Türkiye siyasetinde, Mayıs- Haziran 2013'teki Gezi Olayları ile başlayan sosyolojik kırılmanın artçı şokları sürüyor. Ülkeyi yönetmeye talip olan partilerin önemli bir bölümünün, 2013-2016 arasında yaşanan, sistemik risk üreten travmatik gelişmeleri eksik değerlendirdiği ve milletin sağduyulu çoğunluğu üzerindeki anlamına göre politika üretemediği görülüyor.
Cumhurbaşkanlığı Hükümet Sistemi ile devlet idaresine yeniden şekil verilmesine "evet" diyen seçmen, ittifak modelleriyle oluşan siyasi bloklaşmaları ve içeriğini de dikkatle izliyor.
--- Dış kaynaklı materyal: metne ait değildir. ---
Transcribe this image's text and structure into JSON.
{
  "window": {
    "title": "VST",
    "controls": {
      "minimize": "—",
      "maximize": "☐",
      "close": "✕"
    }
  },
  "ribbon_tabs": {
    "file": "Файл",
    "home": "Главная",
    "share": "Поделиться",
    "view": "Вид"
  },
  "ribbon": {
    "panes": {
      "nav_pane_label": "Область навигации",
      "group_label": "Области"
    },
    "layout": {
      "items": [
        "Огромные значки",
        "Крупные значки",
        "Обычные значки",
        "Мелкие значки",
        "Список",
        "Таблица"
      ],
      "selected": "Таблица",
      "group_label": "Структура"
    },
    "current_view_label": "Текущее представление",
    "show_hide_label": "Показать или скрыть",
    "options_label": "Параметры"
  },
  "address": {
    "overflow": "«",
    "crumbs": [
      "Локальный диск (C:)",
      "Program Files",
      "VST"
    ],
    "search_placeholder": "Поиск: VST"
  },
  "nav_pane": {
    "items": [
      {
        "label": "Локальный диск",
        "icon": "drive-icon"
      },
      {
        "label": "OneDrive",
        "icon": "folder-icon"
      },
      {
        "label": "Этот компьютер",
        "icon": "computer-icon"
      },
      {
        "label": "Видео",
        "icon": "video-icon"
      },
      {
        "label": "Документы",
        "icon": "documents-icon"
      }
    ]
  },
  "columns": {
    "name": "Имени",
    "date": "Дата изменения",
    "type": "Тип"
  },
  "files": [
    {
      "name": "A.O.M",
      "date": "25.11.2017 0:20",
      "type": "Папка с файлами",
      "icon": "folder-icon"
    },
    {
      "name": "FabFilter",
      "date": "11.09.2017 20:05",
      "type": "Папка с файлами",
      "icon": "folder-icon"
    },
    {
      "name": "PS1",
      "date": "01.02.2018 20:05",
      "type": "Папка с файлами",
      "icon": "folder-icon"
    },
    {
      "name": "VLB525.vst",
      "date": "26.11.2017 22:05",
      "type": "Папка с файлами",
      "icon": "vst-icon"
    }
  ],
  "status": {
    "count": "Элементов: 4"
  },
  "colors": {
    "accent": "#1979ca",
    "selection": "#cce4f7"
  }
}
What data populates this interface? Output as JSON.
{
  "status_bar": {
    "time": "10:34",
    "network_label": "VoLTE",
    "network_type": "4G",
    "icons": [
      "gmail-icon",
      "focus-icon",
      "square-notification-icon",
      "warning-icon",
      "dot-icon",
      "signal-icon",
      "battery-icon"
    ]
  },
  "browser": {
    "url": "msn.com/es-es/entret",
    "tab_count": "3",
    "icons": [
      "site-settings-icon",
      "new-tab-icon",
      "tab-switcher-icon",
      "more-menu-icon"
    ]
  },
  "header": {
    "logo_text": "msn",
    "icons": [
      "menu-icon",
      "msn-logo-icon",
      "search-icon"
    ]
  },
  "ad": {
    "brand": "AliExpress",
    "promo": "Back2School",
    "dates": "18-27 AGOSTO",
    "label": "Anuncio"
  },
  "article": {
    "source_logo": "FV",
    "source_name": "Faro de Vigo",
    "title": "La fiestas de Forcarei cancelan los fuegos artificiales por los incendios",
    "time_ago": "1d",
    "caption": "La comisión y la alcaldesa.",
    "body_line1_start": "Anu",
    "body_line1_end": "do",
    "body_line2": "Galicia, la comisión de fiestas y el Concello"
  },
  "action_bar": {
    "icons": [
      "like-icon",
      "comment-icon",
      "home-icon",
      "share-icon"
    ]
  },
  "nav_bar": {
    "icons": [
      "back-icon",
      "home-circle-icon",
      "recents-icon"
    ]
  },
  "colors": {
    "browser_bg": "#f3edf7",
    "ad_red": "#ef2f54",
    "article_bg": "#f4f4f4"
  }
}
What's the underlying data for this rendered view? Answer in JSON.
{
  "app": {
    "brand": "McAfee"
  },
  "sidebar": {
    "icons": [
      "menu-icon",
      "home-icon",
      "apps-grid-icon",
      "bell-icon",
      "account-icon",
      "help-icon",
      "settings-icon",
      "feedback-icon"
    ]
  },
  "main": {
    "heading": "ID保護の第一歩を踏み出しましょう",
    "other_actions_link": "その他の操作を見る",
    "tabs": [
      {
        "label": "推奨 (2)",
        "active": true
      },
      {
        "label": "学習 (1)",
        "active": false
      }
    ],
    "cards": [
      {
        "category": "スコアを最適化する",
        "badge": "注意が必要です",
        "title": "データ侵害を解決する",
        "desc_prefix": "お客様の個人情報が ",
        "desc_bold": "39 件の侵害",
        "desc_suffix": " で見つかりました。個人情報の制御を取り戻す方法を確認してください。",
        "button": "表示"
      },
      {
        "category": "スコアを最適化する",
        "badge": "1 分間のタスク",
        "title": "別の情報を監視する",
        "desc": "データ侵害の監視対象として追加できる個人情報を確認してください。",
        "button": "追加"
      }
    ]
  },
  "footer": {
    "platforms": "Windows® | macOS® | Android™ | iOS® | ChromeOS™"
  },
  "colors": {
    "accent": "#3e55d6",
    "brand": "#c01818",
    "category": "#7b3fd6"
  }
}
Tam da bu nedenle 31 Mart 2019 seçimleri, yerel ölçekten uzaklaşarak anayasal reformun sürdürülebilirliğinin test noktasına dönüşüyor. Durum böyle olduğu içindir ki Cumhurbaşkanı Tayyip Erdoğan'ın, "önce millet-önce hizmet" vurgusu, hatta "gönül belediyeciliği" çağrısına karşın ülke genelindeki bazı merkezler bir tür "savunma hattı" mantığıyla dış kabuğunu kalınlaştırıyor. Bilhassa Alevi yurttaşlar ile yaşam tarzı tezini canlı tutan ulusalcı kesimler; Ankara, İstanbul, İzmir başta olmak üzere büyükşehirlerde ve kimi ilçelerde, belediyeleri "siyasi ve ekonomik soluklanma alanı" olarak tanımlıyor.
Detay bazında bakıldığında da ekonomik türbülansın sanayi bölgelerindeki olumsuz yansımaları, istihdamla ilgili tablo, seçmenin "midesi ile düşündüğüne!" ilişkin genel kabuller, sandığın hassas noktası olarak ön plana çıkıyor. Lakin yakın zamanda piyasa istikrarını pekiştirmeye, genç işsizliğine çözüm getirmeye dönük bir dizi tedbirin hayata geçmesi ile dönemsel sancıların azaltılabileceği öngörülebilir. Böylece, "durgunluk-işsizlik" sarmalı yaratılmasının önüne geçilebileceği gibi seçmenin 2019-2023 yıllarını kapsayan "asıl icraat takvimi" için yeni kredi açması sağlanabilir.